Pro Asyl
- Formation: 1986; 40 years ago
- Founder: Jürgen Micksch; Herbert Leuninger;
- Type: Non-profit NGO
- Headquarters: Frankfurt, Germany
- Services: Protecting human rights
- Fields: Lobbying, research, consultancy.
- Members: 25.209 (2022)
- Secretary General: Beate Wagner
- Management: Karl Kopp, Helen Rezene
- Affiliations: European Council on Refugees and Exiles (ECRE)
- Budget: €5,850,676 (2022)
- Website: www.proasyl.de

= Pro Asyl =

German pro immigration organization

PRO ASYL is Germany's largest pro immigration advocacy organization. Founded in 1986 by protestant pastor Jürgen Micksch, Catholic priest Herbert Leuninger and others, the organization has over 25.000 members and an annual budget of more than (as of 2022). It supports asylum in Germany, in Europe and worldwide.

== Working fields ==
Pro Asyl helps refugees individually in situations in which they need support, including legal consulting and representation in the court, if necessary all the way up to Germany's Constitutional Court or the European Court of Human Rights.

The organization also does political lobbying for the rights of refugees by launching campaigns and taking part in panel and TV discussions. Politically, they strive for "a humane society, open towards foreigners."

In 2004, Pro Asyl and partner organizations from seven Central European countries founded the European Refugee Fund-funded Information and Cooperation Forum (ICF), where Pro Asyl is Lead Agency for Medical Care and Therapy. The organization is a member of the European Council on Refugees and Exiles (ECRE) and closely cooperates with the UNHCR and other international human rights organizations. With their pan-European network of correspondents, Pro Asyl conducts analysis and surveys about refugees' situation both in their countries of origin and on their escape routes and intermediate stopovers.

== Positions ==

=== On the Residenzpflicht ===
In the past, Pro Asyl has waged nationwide campaigns against a legal requirement for refugee status applicants and those with a deportation deferment, the so-called Residenzpflicht, requiring them not to leave their local office's district often for years, until in January 2015 it was limited to the first three months, and often altogether abolished.
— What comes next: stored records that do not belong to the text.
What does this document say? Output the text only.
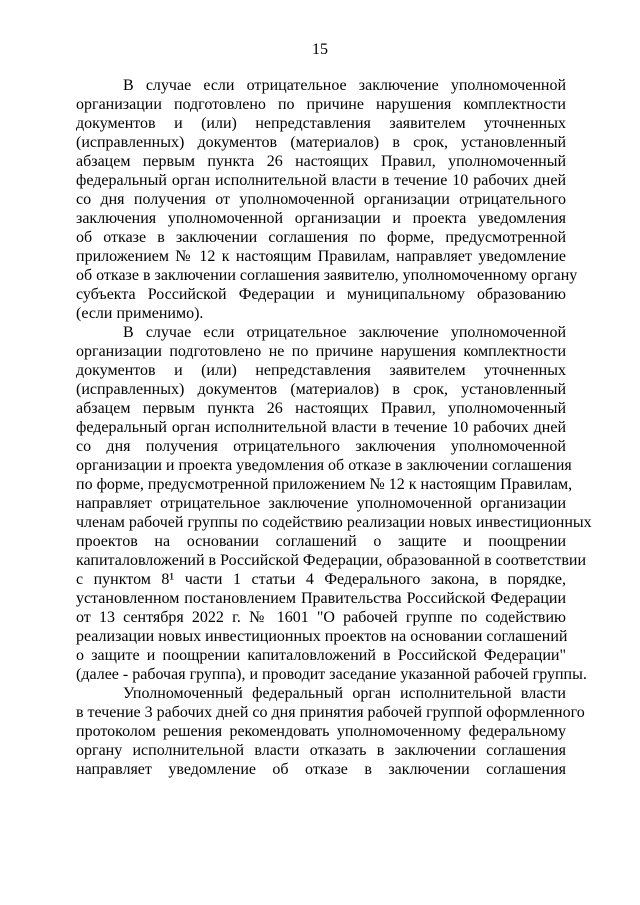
15
В случае если отрицательное заключение уполномоченной
организации подготовлено по причине нарушения комплектности
документов и (или) непредставления заявителем уточненных
(исправленных) документов (материалов) в срок, установленный
абзацем первым пункта 26 настоящих Правил, уполномоченный
федеральный орган исполнительной власти в течение 10 рабочих дней
со дня получения от уполномоченной организации отрицательного
заключения уполномоченной организации и проекта уведомления
об отказе в заключении соглашения по форме, предусмотренной
приложением № 12 к настоящим Правилам, направляет уведомление
об отказе в заключении соглашения заявителю, уполномоченному органу
субъекта Российской Федерации и муниципальному образованию
(если применимо).
В случае если отрицательное заключение уполномоченной
организации подготовлено не по причине нарушения комплектности
документов и (или) непредставления заявителем уточненных
(исправленных) документов (материалов) в срок, установленный
абзацем первым пункта 26 настоящих Правил, уполномоченный
федеральный орган исполнительной власти в течение 10 рабочих дней
со дня получения отрицательного заключения уполномоченной
организации и проекта уведомления об отказе в заключении соглашения
по форме, предусмотренной приложением № 12 к настоящим Правилам,
направляет отрицательное заключение уполномоченной организации
членам рабочей группы по содействию реализации новых инвестиционных
проектов на основании соглашений о защите и поощрении
капиталовложений в Российской Федерации, образованной в соответствии
с пунктом 8¹ части 1 статьи 4 Федерального закона, в порядке,
установленном постановлением Правительства Российской Федерации
от 13 сентября 2022 г. № 1601 "О рабочей группе по содействию
реализации новых инвестиционных проектов на основании соглашений
о защите и поощрении капиталовложений в Российской Федерации"
(далее - рабочая группа), и проводит заседание указанной рабочей группы.
Уполномоченный федеральный орган исполнительной власти
в течение 3 рабочих дней со дня принятия рабочей группой оформленного
протоколом решения рекомендовать уполномоченному федеральному
органу исполнительной власти отказать в заключении соглашения
направляет уведомление об отказе в заключении соглашения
=== On "safe origin countries" ===
The organization has always criticized the steady expansion of the government-designated list of "safe origin countries" as institutionalized discrimination, as it deprives citizens of more and more non-EU countries, including Kosovo, Senegal and Ghana, of their right to receive an individual evaluation of their individual protective rights. During the 2015 European migrant crisis Pro Asyl representative Marei Pelzer criticised the coalition member CSU party of diffusing "cheap propaganda at the expense of the refugees," that was "designed to put the wind in the sails of far-right populists," thereby contributing to the social climate that led to numerous xenophobic attacks on refugees and their shelters.

== Awards ==

The organization received a number of awards of national relevance, including the Bonhoeffer-Prize 1998, the Aachener Friedenspreis 2001, and the Theodor-Heuss-Medal 2008.